The song was re-released off the back of the ad, and it exceeded its 1969 top position by two places to reach No.1 in September 1988. Meanwhile, Robin Beck – a backing singer for the likes of Chaka Khan and Cher – became a one-hit wonder as her power ballad First Time backed a Coca-Cola advert featuring a cast of all-American teenagers and went on to spend three weeks at UK No.1.

Far from such commercial considerations – at least for now – acid house was a scene that was growing exponentially. In January, Paul Oakenfold started the Future club night at the small and dingy Soundshaft behind Charing Cross’ Heaven venue. The tagline (‘The original and only Balearic club – dance you fuckers!’) was a bold one when launching in a rainy London in winter, but Future, like Danny Rampling’s Shoom before it, attracted a small but dedicated following. But when Oakenfold’s Spectrum started up at Heaven in April, and Nicky Holloway’s The Trip opened at the Astoria in June, suddenly acid house began to fill 2,000-plus capacity venues, claiming a share of West End nightlife.
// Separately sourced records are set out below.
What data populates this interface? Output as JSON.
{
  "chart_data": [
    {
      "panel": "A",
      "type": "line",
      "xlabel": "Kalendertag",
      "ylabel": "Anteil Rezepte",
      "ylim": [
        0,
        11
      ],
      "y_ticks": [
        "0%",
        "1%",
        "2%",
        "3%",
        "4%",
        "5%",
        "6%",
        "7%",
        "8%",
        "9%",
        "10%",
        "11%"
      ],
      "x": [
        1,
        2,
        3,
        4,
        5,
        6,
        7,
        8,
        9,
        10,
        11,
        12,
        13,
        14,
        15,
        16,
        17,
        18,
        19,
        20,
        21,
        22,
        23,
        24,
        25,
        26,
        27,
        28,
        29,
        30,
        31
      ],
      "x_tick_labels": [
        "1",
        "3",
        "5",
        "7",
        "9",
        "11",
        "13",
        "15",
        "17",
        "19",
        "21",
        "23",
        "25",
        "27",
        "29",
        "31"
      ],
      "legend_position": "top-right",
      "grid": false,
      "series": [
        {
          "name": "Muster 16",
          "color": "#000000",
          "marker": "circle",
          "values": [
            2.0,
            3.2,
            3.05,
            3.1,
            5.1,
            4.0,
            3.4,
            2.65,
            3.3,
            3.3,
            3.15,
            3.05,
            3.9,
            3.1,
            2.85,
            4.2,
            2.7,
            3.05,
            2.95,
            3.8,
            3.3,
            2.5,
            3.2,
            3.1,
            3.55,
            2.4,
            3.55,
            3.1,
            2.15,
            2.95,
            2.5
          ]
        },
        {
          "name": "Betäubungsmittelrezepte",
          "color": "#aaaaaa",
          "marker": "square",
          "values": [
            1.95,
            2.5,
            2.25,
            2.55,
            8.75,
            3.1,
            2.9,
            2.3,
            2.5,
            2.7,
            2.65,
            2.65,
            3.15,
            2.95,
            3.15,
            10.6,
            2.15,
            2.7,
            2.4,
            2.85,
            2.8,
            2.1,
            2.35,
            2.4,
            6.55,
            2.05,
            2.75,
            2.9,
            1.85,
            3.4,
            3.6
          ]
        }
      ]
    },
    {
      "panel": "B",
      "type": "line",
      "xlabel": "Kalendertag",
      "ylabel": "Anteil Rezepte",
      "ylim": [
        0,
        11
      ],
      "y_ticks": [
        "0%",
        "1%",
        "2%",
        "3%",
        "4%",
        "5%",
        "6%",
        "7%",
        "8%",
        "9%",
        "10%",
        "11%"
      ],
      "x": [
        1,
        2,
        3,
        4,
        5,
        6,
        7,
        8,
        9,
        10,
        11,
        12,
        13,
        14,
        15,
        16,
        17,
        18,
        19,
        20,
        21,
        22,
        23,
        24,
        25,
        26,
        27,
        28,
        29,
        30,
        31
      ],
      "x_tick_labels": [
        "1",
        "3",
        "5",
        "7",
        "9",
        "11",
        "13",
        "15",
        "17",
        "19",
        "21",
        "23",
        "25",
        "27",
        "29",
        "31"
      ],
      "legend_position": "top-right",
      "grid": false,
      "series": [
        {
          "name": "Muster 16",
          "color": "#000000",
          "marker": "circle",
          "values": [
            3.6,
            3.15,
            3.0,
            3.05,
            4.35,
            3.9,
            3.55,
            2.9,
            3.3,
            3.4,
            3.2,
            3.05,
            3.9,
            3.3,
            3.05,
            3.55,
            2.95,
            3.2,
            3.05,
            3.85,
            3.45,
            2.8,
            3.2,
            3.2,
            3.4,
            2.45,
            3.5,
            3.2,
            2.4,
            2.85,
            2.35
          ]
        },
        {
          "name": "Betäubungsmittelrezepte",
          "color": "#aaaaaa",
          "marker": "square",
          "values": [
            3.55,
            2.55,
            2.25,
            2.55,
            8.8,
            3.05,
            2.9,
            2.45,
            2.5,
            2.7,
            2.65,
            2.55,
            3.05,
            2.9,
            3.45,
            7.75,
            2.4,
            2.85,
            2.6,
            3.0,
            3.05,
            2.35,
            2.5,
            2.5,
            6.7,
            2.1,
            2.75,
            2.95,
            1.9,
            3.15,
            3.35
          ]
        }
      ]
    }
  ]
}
Manchester’s Haçienda also proved its pivotal role in the scene as the legendary Ibiza-themed Hot club night launched in July. Meanwhile, S’Express’ Theme From S’Express had reached No.1 in April, becoming the first acid house megahit, and both i-D and The Face had run features on the scene. Acid house had arrived, and the ‘Second Summer of Love’ would span 1988 and 1989.

But the underground and utopian characteristics of acid house were soon under threat as the money-making potential in this scene was spotted by one Tony Colston-Hayter. At just 22 he was already a successful video game entrepreneur and professional gambler who fuelled his nights at Shoom with a steady stream of champagne – the very embodiment of the Thatcherite impulse that egalitarian acid house claimed to stand against. His Apocalypse Now rave at the vast Wembley Studios in August was a ticketed event and he invited ITN news in to film the sweaty, drug-fuelled party, providing free publicity.

The tabloids sniffed the potential for a unit-shifting moral panic, and the Sun began screaming of the ‘Evil Of Ecstasy’ and ‘Drug Crazed Acid House Fans’. Colston-Hayter went on to use BT’s Voicebank messaging system to guide ravers to his Sunrise raves and evade the police. Ever the chancer, he was last heard of receiving a 20-month prison term in December 2018 for a £500,000 bank account hacking scheme.

The full flowering of Madchester lay in the near future and massive outdoor raves fast became de rigueur. Attempts to kill that culture off were ultimately unsuccessful. The 1994 Criminal Justice Bill’s targeting of raves was superseded by the age of the super club and, just as the boy band thrived into the 1990s because cute young men and catchy pop was a combination with a very deep-seated appeal, there was something atavistic about all-night dancing among huge crowds. Between pop hysteria and the self-abandonment of rave culture, 1988 proved that the need to sometimes get crazy to survive is universal.